Prerequisites: - For UncertaintyMethod::Asymptotic: run fit() with run_covariance_step = true (or covariance = true in [fit_options]). - For UncertaintyMethod::Sir: run with sir = true and sir_keep_samples = true so the resampled vectors are kept on the FitResult.
Example:
let fit_opts = FitOptions {
run_covariance_step: true,
..FitOptions::default()
};
let fit = fit(&model, &population, &model.default_params, &fit_opts)?;
let sims = simulate_with_uncertainty(
&model,
&population,
&fit,
&SimulateUncertaintyOptions {
n_uncertainty_draws: 200,
n_sim_per_draw: 10,
method: UncertaintyMethod::Asymptotic,
seed: Some(42),
},
)?;Result Types
pub struct SimulationResult {
pub draw: usize, // Uncertainty draw index (1-indexed; always 1 for simulate())
pub sim: usize, // Replicate number within a draw (1-indexed)
pub id: String, // Subject ID
pub time: f64, // Observation time
pub ipred: f64, // Individual prediction (no residual error)

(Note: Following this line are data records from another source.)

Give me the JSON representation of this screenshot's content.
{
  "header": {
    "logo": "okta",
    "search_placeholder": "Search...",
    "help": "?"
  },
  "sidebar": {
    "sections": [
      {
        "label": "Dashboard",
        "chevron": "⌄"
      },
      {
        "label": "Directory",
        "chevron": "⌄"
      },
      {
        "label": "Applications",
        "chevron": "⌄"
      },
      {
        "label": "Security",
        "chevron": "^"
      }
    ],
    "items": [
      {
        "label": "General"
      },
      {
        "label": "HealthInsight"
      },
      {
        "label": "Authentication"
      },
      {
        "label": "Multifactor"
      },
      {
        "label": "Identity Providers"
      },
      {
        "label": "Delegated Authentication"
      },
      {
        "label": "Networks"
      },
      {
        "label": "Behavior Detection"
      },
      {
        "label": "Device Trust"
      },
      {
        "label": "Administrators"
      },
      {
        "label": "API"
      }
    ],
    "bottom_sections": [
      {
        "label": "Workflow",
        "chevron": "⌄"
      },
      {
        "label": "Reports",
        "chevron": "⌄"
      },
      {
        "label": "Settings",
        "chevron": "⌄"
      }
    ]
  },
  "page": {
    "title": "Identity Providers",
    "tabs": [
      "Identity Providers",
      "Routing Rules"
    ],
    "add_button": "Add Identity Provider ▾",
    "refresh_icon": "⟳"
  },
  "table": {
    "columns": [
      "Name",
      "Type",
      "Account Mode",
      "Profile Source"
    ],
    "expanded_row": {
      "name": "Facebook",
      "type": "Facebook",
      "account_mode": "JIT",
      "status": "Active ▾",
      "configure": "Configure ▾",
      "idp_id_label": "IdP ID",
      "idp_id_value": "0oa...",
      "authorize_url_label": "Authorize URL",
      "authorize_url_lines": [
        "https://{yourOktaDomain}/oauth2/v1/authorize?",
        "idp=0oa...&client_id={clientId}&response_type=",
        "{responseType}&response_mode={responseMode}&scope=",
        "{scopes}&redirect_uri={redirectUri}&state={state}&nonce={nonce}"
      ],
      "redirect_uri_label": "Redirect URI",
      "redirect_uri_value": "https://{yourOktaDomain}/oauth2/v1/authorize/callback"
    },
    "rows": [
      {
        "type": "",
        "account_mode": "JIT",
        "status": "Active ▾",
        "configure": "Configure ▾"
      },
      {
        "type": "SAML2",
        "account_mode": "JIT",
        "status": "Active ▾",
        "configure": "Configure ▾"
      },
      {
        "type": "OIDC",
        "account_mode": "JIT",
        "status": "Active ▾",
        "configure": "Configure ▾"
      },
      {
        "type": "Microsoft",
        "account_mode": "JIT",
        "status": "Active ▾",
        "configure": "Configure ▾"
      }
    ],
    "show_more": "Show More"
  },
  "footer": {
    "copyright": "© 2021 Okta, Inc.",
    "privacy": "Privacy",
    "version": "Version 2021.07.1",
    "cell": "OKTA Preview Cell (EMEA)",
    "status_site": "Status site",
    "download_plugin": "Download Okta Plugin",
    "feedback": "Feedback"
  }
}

pub dv_sim: f64, // Simulated observation (with residual error)
}
pub struct PredictionResult {
pub id: String,
pub time: f64,
pub pred: f64, // Population prediction (eta = 0)
}Simulation Process
For each replicate and each subject:
- Sample random effects: \(\eta_i \sim N(0, \Omega)\) using the Cholesky factor \(L\): \(\eta = L \cdot z\), where \(z \sim N(0, I)\)
- Generate predictions through the same time-varying-covariate-aware dispatcher used by estimation and
predict()(compute_predictions_with_tv). PK parameters are recomputed per event from each row’s covariate snapshot, so a covariate that changes over a subject’s record (e.g. body weight) drives the prediction at each time — not just the baseline value. Subjects with no time-varying covariates stay on the single-evaluation fast path (pk_param_fn(theta, eta, covariates)), so their output is unchanged. - Add residual error: \(DV = IPRED + \sqrt{V} \cdot \epsilon\), where \(\epsilon \sim N(0, 1)\) and \(V\) is the residual variance from the error model. FREM covariate pseudo-observations (
FREMTYPE > 0) instead use the additive covariate error \(V = \sigma_\text{EPSCOV}^2\), matching the FREM likelihood.
The same per-event covariate snapshots drive the NPDE/NPD diagnostics and the NCA-based start-value sweep, so all simulation-backed surfaces agree.
Simulation with Uncertainty Process
simulate_with_uncertainty() wraps the steps above in an outer loop over parameter draws:
- Outer loop — for each of
n_uncertainty_draws, draw a population parameter set \((\theta_k, \Omega_k, \Sigma_k)\) from the uncertainty distribution.- Asymptotic: \(x_k = \hat{x} + L_\text{cov} z\) in packed log-space (theta, Cholesky-omega, sigma share one packed vector), then unpack — theta, Omega, and Sigma are perturbed coherently from a single MVN draw.
- SIR: pick a parameter vector at random from
FitResult.sir_resamples_packed(the resampled pool retained from the SIR step). Draws that fall outside the parameter bounds or yield non-positive theta/omega/sigma are rejected and resampled (up to10 × n_uncertainty_drawsattempts).
- Inner loop — for the drawn \((\theta_k, \Omega_k, \Sigma_k)\), run
n_sim_per_drawreplicates of the standard simulation process above. Etas are drawn from \(N(0, \Omega_k)\) and epsilons from the drawn \(\Sigma_k\).
The resulting SimulationResult rows are tagged with both draw and sim so downstream code can compute either marginal bands (over all draws and sims) or hierarchical bands (e.g. median across sims within each draw, then percentiles across draws).